Representation of arctic mixed-phase clouds and the Wegener-Bergeron-Findeisen process in climate models: perspectives from a cloud-resolving study

Description

Two types of Arctic mixed-phase clouds observed during the ISDAC and M-PACE field campaigns are simulated using a 3-dimensional cloud-resolving model (CRM) with size-resolved cloud microphysics. The modeled cloud properties agree reasonably well with aircraft measurements and surface-based retrievals. Cloud properties such as the probability density function (PDF) of vertical velocity (w), cloud liquid and ice, the regime of ice growth at the expense of liquid water (i.e., Wegener-Bergeron-Findeisen (WBF) process), and the inherent relationships among cloud properties/processes in the mixed-phase layers are examined to gain insights for improving the representation of the mixed-phase processes in general circulation models (GCMs). We find that the WBF process only occurs in about 50% of the mixed-phase regime with the vast majority occurring in the downdrafts.

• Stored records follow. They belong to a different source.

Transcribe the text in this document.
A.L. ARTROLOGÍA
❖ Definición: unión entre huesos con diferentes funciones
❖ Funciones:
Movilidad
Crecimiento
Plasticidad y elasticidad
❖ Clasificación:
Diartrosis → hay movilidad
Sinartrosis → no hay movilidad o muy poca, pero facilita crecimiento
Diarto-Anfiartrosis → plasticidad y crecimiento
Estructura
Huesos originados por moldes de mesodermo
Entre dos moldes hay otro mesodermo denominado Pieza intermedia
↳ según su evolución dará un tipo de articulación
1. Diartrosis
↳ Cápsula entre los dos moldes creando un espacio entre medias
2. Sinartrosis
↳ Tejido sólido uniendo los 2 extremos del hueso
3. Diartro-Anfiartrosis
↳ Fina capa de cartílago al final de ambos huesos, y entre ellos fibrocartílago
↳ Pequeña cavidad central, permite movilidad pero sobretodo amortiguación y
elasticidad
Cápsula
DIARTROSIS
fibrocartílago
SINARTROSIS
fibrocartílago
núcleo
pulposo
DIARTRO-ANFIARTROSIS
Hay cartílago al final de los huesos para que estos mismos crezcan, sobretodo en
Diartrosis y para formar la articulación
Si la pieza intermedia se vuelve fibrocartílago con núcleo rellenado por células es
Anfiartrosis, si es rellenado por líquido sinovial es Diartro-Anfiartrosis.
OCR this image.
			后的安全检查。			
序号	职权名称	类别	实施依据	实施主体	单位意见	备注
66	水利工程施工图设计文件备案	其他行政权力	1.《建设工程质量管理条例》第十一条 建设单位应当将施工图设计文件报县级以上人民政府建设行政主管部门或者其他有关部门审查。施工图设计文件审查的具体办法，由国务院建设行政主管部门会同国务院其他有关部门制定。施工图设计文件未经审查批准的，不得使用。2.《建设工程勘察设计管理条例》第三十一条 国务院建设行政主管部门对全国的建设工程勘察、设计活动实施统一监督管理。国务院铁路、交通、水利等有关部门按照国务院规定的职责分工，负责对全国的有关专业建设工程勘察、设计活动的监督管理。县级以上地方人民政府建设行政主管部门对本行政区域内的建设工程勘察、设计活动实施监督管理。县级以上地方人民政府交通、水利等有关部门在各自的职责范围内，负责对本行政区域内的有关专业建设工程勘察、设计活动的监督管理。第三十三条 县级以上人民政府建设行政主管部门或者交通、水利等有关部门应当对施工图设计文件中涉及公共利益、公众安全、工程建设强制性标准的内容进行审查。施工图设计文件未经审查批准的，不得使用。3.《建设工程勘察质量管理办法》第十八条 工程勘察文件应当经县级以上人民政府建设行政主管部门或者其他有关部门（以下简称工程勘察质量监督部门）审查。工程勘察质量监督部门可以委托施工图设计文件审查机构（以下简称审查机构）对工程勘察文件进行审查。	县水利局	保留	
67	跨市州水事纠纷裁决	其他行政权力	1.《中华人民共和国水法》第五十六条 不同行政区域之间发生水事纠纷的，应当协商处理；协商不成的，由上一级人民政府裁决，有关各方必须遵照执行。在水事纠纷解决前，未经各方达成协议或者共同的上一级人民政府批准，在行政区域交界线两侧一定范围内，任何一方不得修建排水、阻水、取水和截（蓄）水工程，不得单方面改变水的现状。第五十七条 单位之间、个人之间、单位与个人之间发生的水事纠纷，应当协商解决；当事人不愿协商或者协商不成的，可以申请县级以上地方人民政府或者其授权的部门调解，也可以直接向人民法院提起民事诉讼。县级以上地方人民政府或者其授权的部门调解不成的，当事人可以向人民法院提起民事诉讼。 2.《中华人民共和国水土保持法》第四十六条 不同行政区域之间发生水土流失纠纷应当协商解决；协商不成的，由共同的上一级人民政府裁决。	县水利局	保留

In updrafts both liquid and ice grow simultaneously. But in GCMs, it is not necessary to treat the WBF process at the subgrid scale. Our CRM results produce a w distribution well represented by a Gaussian normal function, validating, at least for arctic clouds, the subgrid treatment used in GCMs. Our CRM results also support the assumption frequently used in GCMs that mixed-phase clouds maintain water vapor very near liquid saturation. A Gamma function with a fixed variance does not accurately represent the subgrid variability of cloud liquid. The PDFs of cloud liquid and cloud ice can be fitted with Gamma functions, and a normal function can be used for total water, but the variance should not be fixed. The relationship between the ice depositional growth rate and cloud ice strongly depends on the capacitance of ice particles. At large scales, the maximum overlap assumption looks appropriate.